Selasa 06 Mar 2018 11:53 WIB

Usut Cybercrime Secara Profesional, Adil, dan Transparan

Penanganan masalah cybercrime diminta lebih fokus pada tindakan kriminalnya.

Rep: Fuji Eka Permana/ Red: Agus Yulianto
Wakil Ketua Umum MUI Zainut Tauhid Saadi.
Foto: Republika/Yasin Habibi
Wakil Ketua Umum MUI Zainut Tauhid Saadi.

REPUBLIKA.CO.ID, JAKARTA -- Wakil Ketua Umum Majelis Ulama Indonesia (MUI), Zainut Tauhid Sa'adi mendukung langkah-langkah Kepolisian RI dalam rangka menegakkan hukum terhadap para pelaku kejahatan di dunia maya (cybercrime). Siapa pun harus ditindak dengan tegas karena telah melakukan penyebaran kebohongan (hoaks), ujaran kebencian, penghinaan, fitnah, adu domba dan pencemaran nama baik terhadap para pemimpin, tokoh agama dan pejabat negara.

"MUI meminta kepada Kepolisian RI untuk mengusut tuntas kejahatan cybercrime ini secara cepat, proporsional, profesional, adil dan transparan," kata Zainut melalui keterangan tertulis yang diterima Republika.co.id, Senin (5/3) malam.

Dia menyampaikan, MUI meminta kepada Kepolisian RI agar penanganan masalah cybercrime lebih fokus pada tindakan kriminalnya dengan tidak mengaitkan kepada identitas pelakunya. Artinya jangan dikaitkan dengan identitas suku, ras, etnis, golongan maupun agama pelakunya.

"Karena dikhawatirkan dapat menimbulkan ketersinggungan dan sentimen kelompok, sehingga kontra produktif karena akan menambah persoalan baru," ujarnya.
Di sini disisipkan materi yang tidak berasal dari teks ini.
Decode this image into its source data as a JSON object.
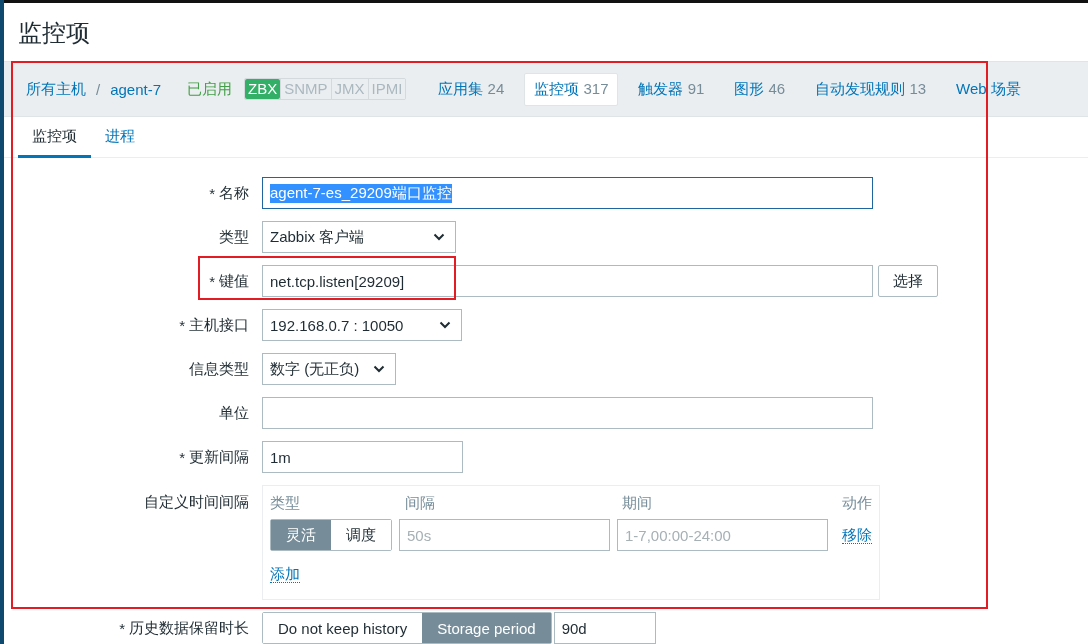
{
  "page_title": "监控项",
  "highlight_frame": true,
  "nav": {
    "breadcrumbs": [
      "所有主机",
      "agent-7"
    ],
    "separator": "/",
    "status": "已启用",
    "availability": [
      {
        "label": "ZBX",
        "on": true
      },
      {
        "label": "SNMP",
        "on": false
      },
      {
        "label": "JMX",
        "on": false
      },
      {
        "label": "IPMI",
        "on": false
      }
    ],
    "links": [
      {
        "label": "应用集",
        "count": "24",
        "selected": false
      },
      {
        "label": "监控项",
        "count": "317",
        "selected": true
      },
      {
        "label": "触发器",
        "count": "91",
        "selected": false
      },
      {
        "label": "图形",
        "count": "46",
        "selected": false
      },
      {
        "label": "自动发现规则",
        "count": "13",
        "selected": false
      },
      {
        "label": "Web 场景",
        "selected": false
      }
    ]
  },
  "tabs": [
    {
      "label": "监控项",
      "selected": true
    },
    {
      "label": "进程",
      "selected": false
    }
  ],
  "form": [
    {
      "kind": "text",
      "asterisk": "*",
      "label": "名称",
      "value": "agent-7-es_29209端口监控",
      "text_selected": true,
      "highlighted": false
    },
    {
      "kind": "select",
      "label": "类型",
      "value": "Zabbix 客户端",
      "highlighted": false
    },
    {
      "kind": "text_button",
      "asterisk": "*",
      "label": "键值",
      "value": "net.tcp.listen[29209]",
      "button": "选择",
      "highlighted": true
    },
    {
      "kind": "select",
      "asterisk": "*",
      "label": "主机接口",
      "value": "192.168.0.7 : 10050",
      "highlighted": false
    },
    {
      "kind": "select",
      "label": "信息类型",
      "value": "数字 (无正负)",
      "highlighted": false
    },
    {
      "kind": "text",
      "label": "单位",
      "highlighted": false
    },
    {
      "kind": "text",
      "asterisk": "*",
      "label": "更新间隔",
      "value": "1m",
      "highlighted": false
    },
    {
      "kind": "intervals",
      "label": "自定义时间间隔",
      "highlighted": false,
      "columns": [
        "类型",
        "间隔",
        "期间",
        "动作"
      ],
      "rows": [
        {
          "types": [
            {
              "label": "灵活",
              "selected": true
            },
            {
              "label": "调度",
              "selected": false
            }
          ],
          "interval_placeholder": "50s",
          "period_placeholder": "1-7,00:00-24:00",
          "action": "移除"
        }
      ],
      "add": "添加"
    },
    {
      "kind": "segmented",
      "asterisk": "*",
      "label": "历史数据保留时长",
      "highlighted": false,
      "options": [
        {
          "label": "Do not keep history",
          "selected": false
        },
        {
          "label": "Storage period",
          "selected": true
        }
      ],
      "value": "90d"
    }
  ]
}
Menurutnya, cybercrime merupakan perbuatan yang bertentangan dengan hukum positif. Juga tidak dibenarkan menurut syariat Islam dan haram hukumnya. Karena dapat menimbulkan keresahan, ketakutan, perpecahan dan permusuhan yang dapat menimbulkan mafsadat (kerusakan) dalam kehidupan bermasyarakat dan bernegara.

"Kegiatan buzzer di media sosial yang menyediakan informasi berisi hoaks, gibah, fitnah, namimah, bullying, gosip dan hal-hal lain sejenisnya sebagai profesi untuk memperoleh keuntungan, baik ekonomi maupun non-ekonomi, juga haram hukumnya," ujarnya.

Zainut menambahkan, orang yang menyuruh, mendukung, membantu dan memanfaatkan jasa buzzer juga haram hukumnya. Termasuk orang yang memfasilitasi serta penyandang dana kegiatan tersebut juga haram hukumnya.

Sebelumnya, MUI telah menetapkan Fatwa Nomor 24 Tahun 2017 tentang Hukum dan Pedoman Bermuamalah melalui Media Sosial. Di dalam fatwa MUI disebutkan setiap Muslim yang bermuamalah melalui media sosial diharamkan melakukan gibah (membicarakan keburukan atau aib orang lain). Juga diharamkan melakukan fitnah, namimah (adu domba), penyebaran permusuhan, aksi bullying, ujaran kebencian dan permusuhan atas dasar suku, agama, ras atau antargolongan (SARA).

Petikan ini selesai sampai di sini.